First, Texas passed a law requiring women to hold "fetus funerals" after abortions, then Ohio introduced a bill criminalizing second trimester abortions, and now Arkansas has passed a law that forces women to have their partners' permission in order to access the procedure.

The bill, H.B. 1566, was recently passed as a provision under the Arkansas Final Disposition Rights Act of 2009, which states that when a person dies, family members have to agree on what to do with their body. This bill includes aborted fetuses, meaning both mother and father of a fetus will need to agree on what to do with the remains. So a woman's partner will have to agree to an abortion, regardless of whether or not that baby was conceived via sexual assault or by an abusive partner. For women under the age of 18, the decision about what to do with fetal remains will belong to their parents or legal guardians. 

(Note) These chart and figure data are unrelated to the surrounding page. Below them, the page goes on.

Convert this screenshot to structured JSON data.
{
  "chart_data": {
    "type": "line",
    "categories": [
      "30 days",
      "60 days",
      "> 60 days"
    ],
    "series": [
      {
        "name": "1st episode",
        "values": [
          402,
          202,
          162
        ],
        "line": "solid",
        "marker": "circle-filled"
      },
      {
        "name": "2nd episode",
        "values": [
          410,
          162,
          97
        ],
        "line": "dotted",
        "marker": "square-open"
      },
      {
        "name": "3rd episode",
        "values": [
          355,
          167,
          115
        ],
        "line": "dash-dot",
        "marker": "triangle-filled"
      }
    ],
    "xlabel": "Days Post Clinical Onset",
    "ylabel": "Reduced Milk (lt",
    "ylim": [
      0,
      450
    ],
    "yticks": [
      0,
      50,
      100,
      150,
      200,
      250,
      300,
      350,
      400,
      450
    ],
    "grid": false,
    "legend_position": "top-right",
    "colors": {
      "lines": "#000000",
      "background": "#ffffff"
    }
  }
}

The bill is essentially a way to "make it harder" to access abortion, a NARAL Pro-Choice representative told HuffPost. “While proponents of this plan claim it’s about embryonic-tissue requirements, the plain intention and unavoidable outcome of this scheme is to make it harder for a woman to access basic health care by placing more barriers between a woman and her doctor,” he said. 

Personhood laws like this are a sly way for legislators to push an anti-abortion rights agenda and gain control over women's bodies and lives. “Some politicians have begun trying to make abortion functionally unavailable through insidious restrictions like this one,” NARAL's rep said. “Their intention is, of course, to make abortion unavailable by any means necessary.”

Needless to say, such strict abortion laws have proven to put women's lives at risk. Currently, the United States maternal mortality rate is the highest in the developed world.

After recently passing in Arkansas’ 2017 legislative session, this law will go into effect at the end of the month. However, the American Civil Liberties Union is putting up a fight. The organization has partnered with the Center for Reproductive Rights to file a lawsuit against H.B. 1566. The first hearing for the lawsuit is July 13. It hopes to halt the legislation until a final decision has been made. 

“Every day, women in Arkansas and across the United States struggle to get the care they need as lawmakers impose new ways to shut down clinics and make abortion unavailable,” members of the ACLU said in a statement. “We will fight politicians who not only seek to shame, punish, or burden women for making these decisions, but also try to push care out of reach.”